I agree that a slower aquisition frequencie can be used for compound verification applying GCxGC-qMS. However, the explanation for the peak broadening (following statement) is unsatisfactory because of the lack of facts.

Slowing down the acquisition frequency can result in an undersampling of the peak. The software would then adapt a Gaussian profile, which can lead to a broader peak. The peak width would be artificially wider. If you look into literature, there are some interesting studies showing the influence of the acquisition frequency. I would recommend having a look at 'Evaluation of a Rapid-Scanning Quadrupole Mass Spectrometer in an Apolar × Ionic-Liquid Comprehensive Two-Dimensional Gas Chromatography System by Purcaro et al. (Anal. Chem. 2010, 82, 8583–8590)' and 'Considerations on the determination of the limit of detection and the limit of quantification in one-dimensional and comprehensive two-dimensional gas chromatography by Krupčík et al. (Journal of Chromatography A, Volume 1396, 29 May 2015, Pages 117-130)'. In these studies, changing the aquisition frequencies clearly shows no such affect on the peak widths, as state by the authors. Therefore, the explanation for the broader peaks is still not justified by lower aquisition frecencies. However, it is more lokely that reasons for peak broadening are  e.g. flow differences, which is also suported by the differences in retention times of the second dimension, as can be seen from the contour plot.
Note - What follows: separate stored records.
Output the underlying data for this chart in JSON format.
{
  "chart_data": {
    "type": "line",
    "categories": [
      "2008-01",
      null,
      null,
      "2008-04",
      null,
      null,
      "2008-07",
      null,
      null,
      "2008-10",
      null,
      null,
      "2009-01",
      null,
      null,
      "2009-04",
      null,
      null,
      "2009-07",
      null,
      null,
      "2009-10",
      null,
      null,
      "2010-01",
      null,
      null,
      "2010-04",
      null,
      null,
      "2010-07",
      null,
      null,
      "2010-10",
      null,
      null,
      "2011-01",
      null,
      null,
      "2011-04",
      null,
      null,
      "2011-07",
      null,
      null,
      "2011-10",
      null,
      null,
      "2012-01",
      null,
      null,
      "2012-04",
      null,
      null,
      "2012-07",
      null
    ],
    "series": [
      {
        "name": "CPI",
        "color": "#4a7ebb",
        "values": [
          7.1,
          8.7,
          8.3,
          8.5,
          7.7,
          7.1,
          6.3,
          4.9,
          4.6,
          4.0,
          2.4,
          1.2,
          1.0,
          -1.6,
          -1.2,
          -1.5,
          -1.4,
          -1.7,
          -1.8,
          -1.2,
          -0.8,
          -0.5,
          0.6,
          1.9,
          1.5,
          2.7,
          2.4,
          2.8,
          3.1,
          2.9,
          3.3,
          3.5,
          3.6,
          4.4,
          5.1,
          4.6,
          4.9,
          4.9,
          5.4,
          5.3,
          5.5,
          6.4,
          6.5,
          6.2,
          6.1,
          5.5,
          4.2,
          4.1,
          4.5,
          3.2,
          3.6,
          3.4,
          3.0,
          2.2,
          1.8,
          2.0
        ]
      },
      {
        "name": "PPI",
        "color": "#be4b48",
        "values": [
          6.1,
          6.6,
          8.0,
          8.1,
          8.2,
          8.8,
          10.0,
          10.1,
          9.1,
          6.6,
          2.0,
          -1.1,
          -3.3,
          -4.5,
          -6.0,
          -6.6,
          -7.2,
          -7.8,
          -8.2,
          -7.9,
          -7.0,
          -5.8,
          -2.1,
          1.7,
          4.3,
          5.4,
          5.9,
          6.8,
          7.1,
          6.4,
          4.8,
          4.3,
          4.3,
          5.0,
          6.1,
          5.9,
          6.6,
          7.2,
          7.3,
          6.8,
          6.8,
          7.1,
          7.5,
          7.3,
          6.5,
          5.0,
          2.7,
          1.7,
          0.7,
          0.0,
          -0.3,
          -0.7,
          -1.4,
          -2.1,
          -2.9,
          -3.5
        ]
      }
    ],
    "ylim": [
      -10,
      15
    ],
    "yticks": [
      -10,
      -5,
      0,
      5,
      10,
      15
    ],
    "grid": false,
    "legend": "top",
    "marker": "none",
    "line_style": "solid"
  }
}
I would recommend changing or removing the following statement.

'Peaks are broader in the GC×GC-qMS plot than in the GC×GC-FID plot because of differences in the detector scan rate. The GC×GC-FID scan rate is much faster than the GC×GC- qMS scan rate, meaning that some peak broadening can occur in the second dimension for narrow GC×GC peaks.'

Thank you to the reviewer for taking the time to review our responses and the manuscript a second time. We greatly appreciate the dialog on this topic. As a result of the comments we have removed the statement that the reviewer has brought concern about due to the points brought forward.